There’s really a lot of ground covered there, and hopefully presented in a way that it’s useful for people on the front line practicing, or for patients and people at risk, or those who care for those with diabetes.

Is there anything you can imagine from these updated principles that may need to be updated again in the future?

One thing that’s rapidly changing right now, in terms of medications, there’s a lot of data coming out from different cardiovascular outcome trials from diabetes drugs, and their effect on cardiovascular outcomes including heart failure and even death. There’s going to be, every 6 months or so over the next few years, at least 1 mega-trial coming out with thousands of patients studied, randomized to some diabetes drug or placebo or an older drug.
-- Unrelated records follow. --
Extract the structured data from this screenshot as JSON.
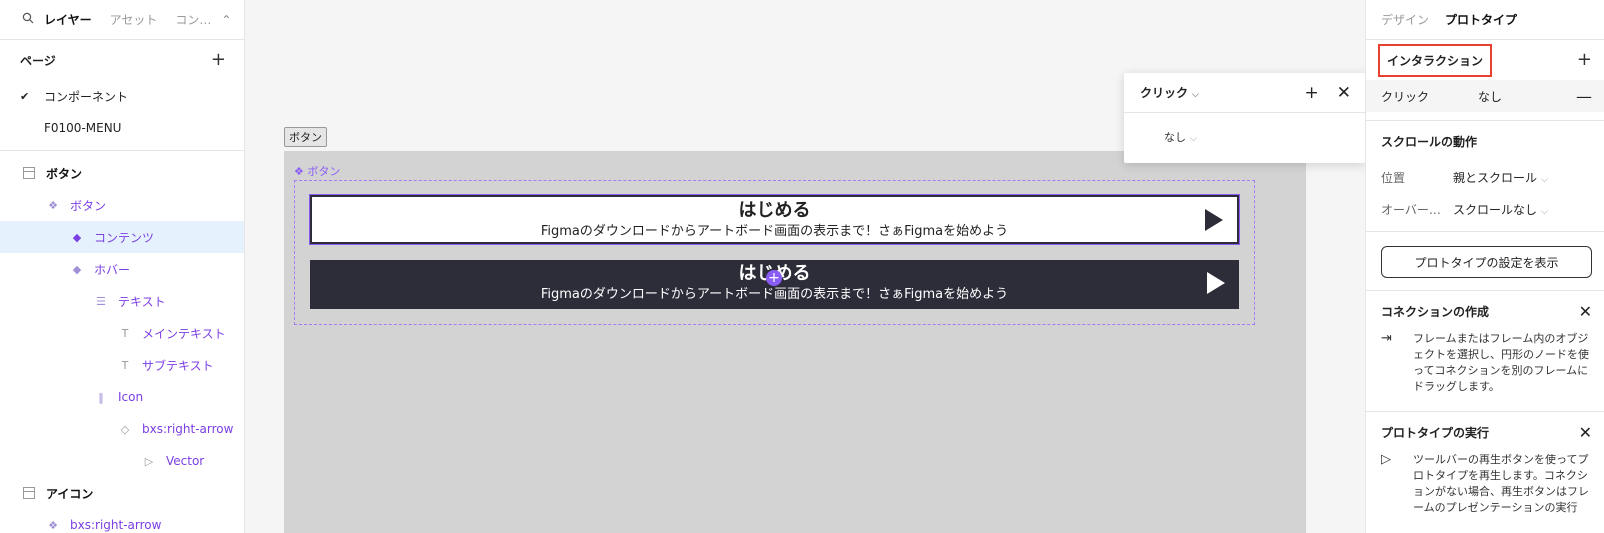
{
  "left_panel": {
    "tabs": [
      "レイヤー",
      "アセット",
      "コン…"
    ],
    "pages_title": "ページ",
    "pages": [
      {
        "label": "コンポーネント",
        "current": true
      },
      {
        "label": "F0100-MENU",
        "current": false
      }
    ],
    "layers": [
      {
        "label": "ボタン",
        "kind": "frame",
        "indent": 0
      },
      {
        "label": "ボタン",
        "kind": "component-set",
        "indent": 1
      },
      {
        "label": "コンテンツ",
        "kind": "component",
        "indent": 2,
        "selected": true
      },
      {
        "label": "ホバー",
        "kind": "component",
        "indent": 2
      },
      {
        "label": "テキスト",
        "kind": "auto-layout",
        "indent": 3
      },
      {
        "label": "メインテキスト",
        "kind": "text",
        "indent": 4
      },
      {
        "label": "サブテキスト",
        "kind": "text",
        "indent": 4
      },
      {
        "label": "Icon",
        "kind": "auto-layout-h",
        "indent": 3
      },
      {
        "label": "bxs:right-arrow",
        "kind": "instance",
        "indent": 4
      },
      {
        "label": "Vector",
        "kind": "vector",
        "indent": 5
      },
      {
        "label": "アイコン",
        "kind": "frame",
        "indent": 0
      },
      {
        "label": "bxs:right-arrow",
        "kind": "component-set",
        "indent": 1
      }
    ]
  },
  "canvas": {
    "frame_label": "ボタン",
    "component_label": "ボタン",
    "buttons": [
      {
        "main": "はじめる",
        "sub": "Figmaのダウンロードからアートボード画面の表示まで！さぁFigmaを始めよう",
        "variant": "light"
      },
      {
        "main": "はじめる",
        "sub": "Figmaのダウンロードからアートボード画面の表示まで！さぁFigmaを始めよう",
        "variant": "dark"
      }
    ],
    "popover": {
      "trigger": "クリック",
      "action": "なし"
    }
  },
  "right_panel": {
    "tabs": [
      "デザイン",
      "プロトタイプ"
    ],
    "interaction_title": "インタラクション",
    "interaction": {
      "trigger": "クリック",
      "action": "なし"
    },
    "scroll_title": "スクロールの動作",
    "position_label": "位置",
    "position_value": "親とスクロール",
    "overflow_label": "オーバー…",
    "overflow_value": "スクロールなし",
    "settings_button": "プロトタイプの設定を表示",
    "connection_title": "コネクションの作成",
    "connection_text": "フレームまたはフレーム内のオブジェクトを選択し、円形のノードを使ってコネクションを別のフレームにドラッグします。",
    "run_title": "プロトタイプの実行",
    "run_text": "ツールバーの再生ボタンを使ってプロトタイプを再生します。コネクションがない場合、再生ボタンはフレームのプレゼンテーションの実行"
  },
  "colors": {
    "accent": "#8a5cf6",
    "highlight": "#e8412f",
    "button_dark": "#2d2d3a",
    "selection": "#e5f2fd"
  }
}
That’s really going to change the care of diabetic patients and really improve their outcomes tremendously.

Is there anything else you wanted to add?

I focused a lot on lifestyle, but there’s also discussion of medications in there, and even procedures like bariatric surgery and what its role might be in folks that are very overweight with out-of-control diabetes. It’s pretty comprehensive ranging, from lifestyle management through medical therapy, through even procedural care.

The guiding principles are available for free PDF download at the NIDDK website.